Image Segmentation

[ deep-learning  image-segmentation  fcn  unet  segnet  dilated-convolutions  refinenet  pspnet  deeplab  mask-rcnn  skip  scribble  ]

There are two types of image segmentation:

  • semantic segmentation: assign labels to each pixel
  • instance segmentation: extract the bounary/mask for each instance in the image


  • Fully Convolution Neural Network (FCN): FCN convert the fully layers in traditional network used for image classifcation, e.g., Alexnet, VGG16, to convolution layer. Thus is could generate a probability map of each pixel.
  • UNet: it combines two parts: left part uses convolution and max-pooling to extract feature; right part uses upsampling and skip (input from lower layer of left part) to generate the label map.
  • SegNet: similar to UNet, but it doesn’t use skip to combine the input from lower layer of left part (refered encoder network).
  • Dilated Convolutions: the problem in FCN is that, using pooling and then up-sampling will cause data loss. Dilate convolution resolves this problem by adding dilate to convolution, which increases the field size while doesn’t reduce the output size as pooling dose.
  • RefineNet: similar to UNet, but utilizes the ResNet as the base.
  • PspNet: is applies the idea of spatial pyramid pooling to image segmentation,
  • DeepLab: combines Atrous Convolution (similar to Dilated Convolutions) with PspNet.
  • Mask-R-CNN: uses the idea of object detection for semantic segmentation, where the probability of each boundary box is used as a response map, where softmax is then applied to generate the mask.

Common Techniques

  • transposed convolution: a conjugate pair of convolution operator, whose forward propgation is the backward propagation of convolution operation and vice versa
  • skip: combine the output of intermidiate layers to have multiple level features

Labels for Training Data

  • Scribble uses a few simple scribbles as the label of the training image.
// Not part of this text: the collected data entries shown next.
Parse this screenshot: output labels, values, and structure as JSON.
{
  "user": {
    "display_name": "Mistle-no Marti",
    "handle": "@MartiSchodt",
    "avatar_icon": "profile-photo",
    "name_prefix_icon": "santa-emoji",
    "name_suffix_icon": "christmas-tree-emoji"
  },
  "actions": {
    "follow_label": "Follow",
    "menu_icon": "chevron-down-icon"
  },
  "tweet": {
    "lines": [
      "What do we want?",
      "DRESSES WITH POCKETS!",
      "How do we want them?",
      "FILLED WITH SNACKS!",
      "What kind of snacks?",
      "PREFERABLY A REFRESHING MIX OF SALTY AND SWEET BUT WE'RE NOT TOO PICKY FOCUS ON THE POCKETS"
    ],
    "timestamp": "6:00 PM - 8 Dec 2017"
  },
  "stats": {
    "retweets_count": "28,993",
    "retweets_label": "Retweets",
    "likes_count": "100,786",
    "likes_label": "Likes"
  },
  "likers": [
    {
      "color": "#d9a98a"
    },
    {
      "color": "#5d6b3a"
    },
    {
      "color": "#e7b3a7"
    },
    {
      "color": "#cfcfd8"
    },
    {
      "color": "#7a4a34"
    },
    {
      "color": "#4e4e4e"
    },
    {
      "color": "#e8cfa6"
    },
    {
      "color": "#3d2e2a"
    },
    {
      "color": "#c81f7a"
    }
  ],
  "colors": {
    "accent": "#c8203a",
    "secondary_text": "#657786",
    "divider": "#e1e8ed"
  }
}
Cost function is \(\sum_{i}\psi _i^{scr}\left(y_i|X,S\right)+\sum i-logP\left(y_i| X,\theta\right)+\sum{i,j}\psi _{ij}\left(y_i,y_j|X\right)\)
  • Image-level label the label if provides to image level and there is no pixel level label, like image classificaition case. Cost function is \(\underset{\theta ,P}{minimize}\qquad D(P(X)||Q(X|\theta ))\ subject\to\qquad A\overrightarrow{P} \geqslant \overrightarrow{b},\sum_{X}^{ }P(X)=1\)
  • Bounding box and label: the label is some bounding boxes and their labels, as object detection case. Cost function is \(P\left ( x,y,z;\theta \right ) = P\left ( x \right )\left (\prod_{m=1}^{M} P\left ( y_m|x;\theta \right )\right )P\left ( z|y \right )\)
Written on April 2, 2019